Entertainment

Gareth Edwards Says 'Rogue One' Title Has Multiple Meanings

by Ryan Britt
Getty Images / Ben A. Pruchnie

Gareth Edwards — the director of Rogue One: A Star Wars Story — revealed the title of the first stand-alone Star Wars movie might not mean exactly what you think it does.

Edwards told Empire Magazine that the words “Rogue One” do refer to a “military callsign to some extent” but there’s also a larger philosophical, meta-fictional meaning: “… [It’s the] first film that’s gone off-piste and is not part of the saga – or the Anakin story.” Edwards added, “so it’s the ‘rogue’ one, you know?”

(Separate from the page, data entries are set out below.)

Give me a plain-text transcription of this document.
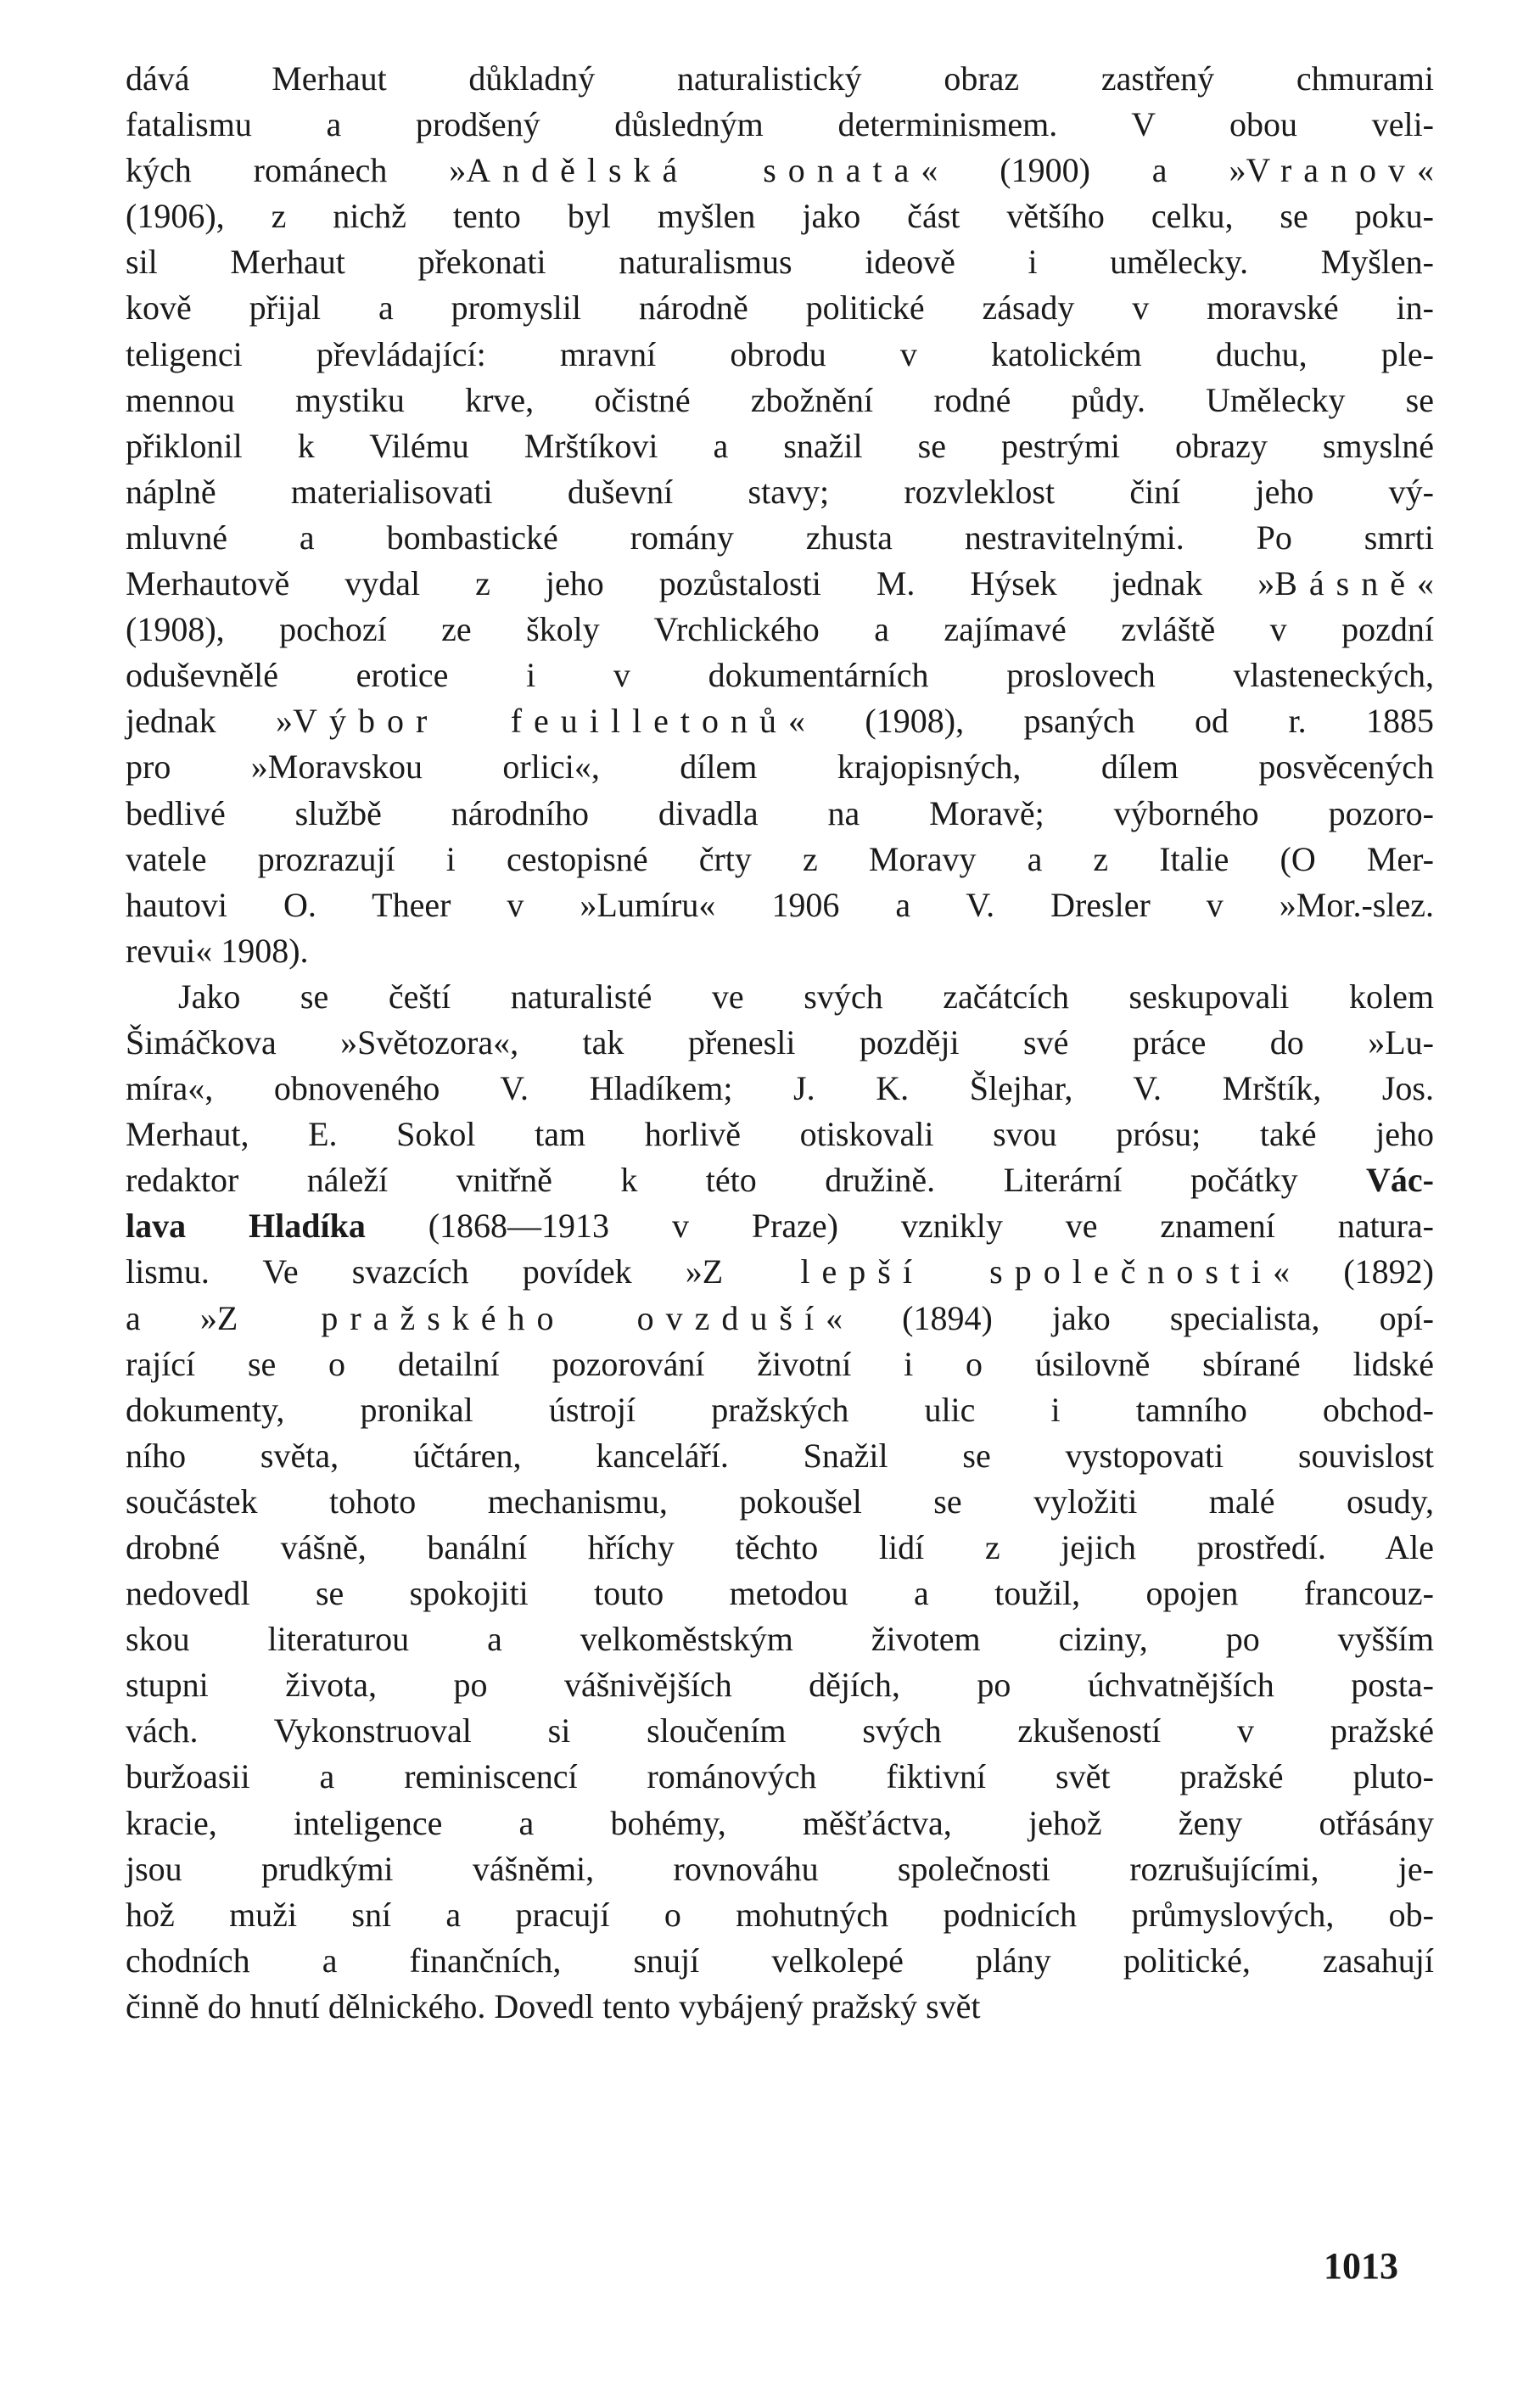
dává Merhaut důkladný naturalistický obraz zastřený chmurami
fatalismu a prodšený důsledným determinismem. V obou veli-
kých románech »Andělská sonata« (1900) a »Vranov«
(1906), z nichž tento byl myšlen jako část většího celku, se poku-
sil Merhaut překonati naturalismus ideově i umělecky. Myšlen-
kově přijal a promyslil národně politické zásady v moravské in-
teligenci převládající: mravní obrodu v katolickém duchu, ple-
mennou mystiku krve, očistné zbožnění rodné půdy. Umělecky se
přiklonil k Vilému Mrštíkovi a snažil se pestrými obrazy smyslné
náplně materialisovati duševní stavy; rozvleklost činí jeho vý-
mluvné a bombastické romány zhusta nestravitelnými. Po smrti
Merhautově vydal z jeho pozůstalosti M. Hýsek jednak »Básně«
(1908), pochozí ze školy Vrchlického a zajímavé zvláště v pozdní
oduševnělé erotice i v dokumentárních proslovech vlasteneckých,
jednak »Výbor feuilletonů« (1908), psaných od r. 1885
pro »Moravskou orlici«, dílem krajopisných, dílem posvěcených
bedlivé službě národního divadla na Moravě; výborného pozoro-
vatele prozrazují i cestopisné črty z Moravy a z Italie (O Mer-
hautovi O. Theer v »Lumíru« 1906 a V. Dresler v »Mor.-slez.
revui« 1908).
Jako se čeští naturalisté ve svých začátcích seskupovali kolem
Šimáčkova »Světozora«, tak přenesli později své práce do »Lu-
míra«, obnoveného V. Hladíkem; J. K. Šlejhar, V. Mrštík, Jos.
Merhaut, E. Sokol tam horlivě otiskovali svou prósu; také jeho
redaktor náleží vnitřně k této družině. Literární počátky Vác-
lava Hladíka (1868—1913 v Praze) vznikly ve znamení natura-
lismu. Ve svazcích povídek »Z lepší společnosti« (1892)
a »Z pražského ovzduší« (1894) jako specialista, opí-
rající se o detailní pozorování životní i o úsilovně sbírané lidské
dokumenty, pronikal ústrojí pražských ulic i tamního obchod-
ního světa, účtáren, kanceláří. Snažil se vystopovati souvislost
součástek tohoto mechanismu, pokoušel se vyložiti malé osudy,
drobné vášně, banální hříchy těchto lidí z jejich prostředí. Ale
nedovedl se spokojiti touto metodou a toužil, opojen francouz-
skou literaturou a velkoměstským životem ciziny, po vyšším
stupni života, po vášnivějších dějích, po úchvatnějších posta-
vách. Vykonstruoval si sloučením svých zkušeností v pražské
buržoasii a reminiscencí románových fiktivní svět pražské pluto-
kracie, inteligence a bohémy, měšťáctva, jehož ženy otřásány
jsou prudkými vášněmi, rovnováhu společnosti rozrušujícími, je-
hož muži sní a pracují o mohutných podnicích průmyslových, ob-
chodních a finančních, snují velkolepé plány politické, zasahují
činně do hnutí dělnického. Dovedl tento vybájený pražský svět
1013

In the old Star Wars canon the word “Rogue” was almost exclusively associated with “Rogue Squadron” an elite group of fighter pilots originating with “Red Squadron,” the group responsible for blowing up the first Death Star in the original movie. Prior to the classification of the older Star Wars “Expanded Universe” into “Legends,” several comic books and novels (most written by Michael Stackpole) detailed the history and exploits of the squadron. And so, when the title for Rogue One was announced back in 2015, many fans —including Michael Stackpole — erroneously assumed the new film would be about Wedge Antilles and his fighter pilots.

Disney/Lucasfilm

In some ways, Edwards’s comments on the title can be read as a confirmation that there’s a connection between this film and the “Rouge Squadron” of old. But in a sense, it also reads a bit like he’s distancing his new film from that heritage. In the current “real” Star Wars canon, Rogue Squadron certainly still exists, since Luke refers to his gang of snowspeeder pilots as “Rogue Group” in The Empire Strikes Back. And right now Rogue One making that connection certainly seems more likely than not. Just don’t expect any specific shout-outs to those old Stackpole books anytime soon.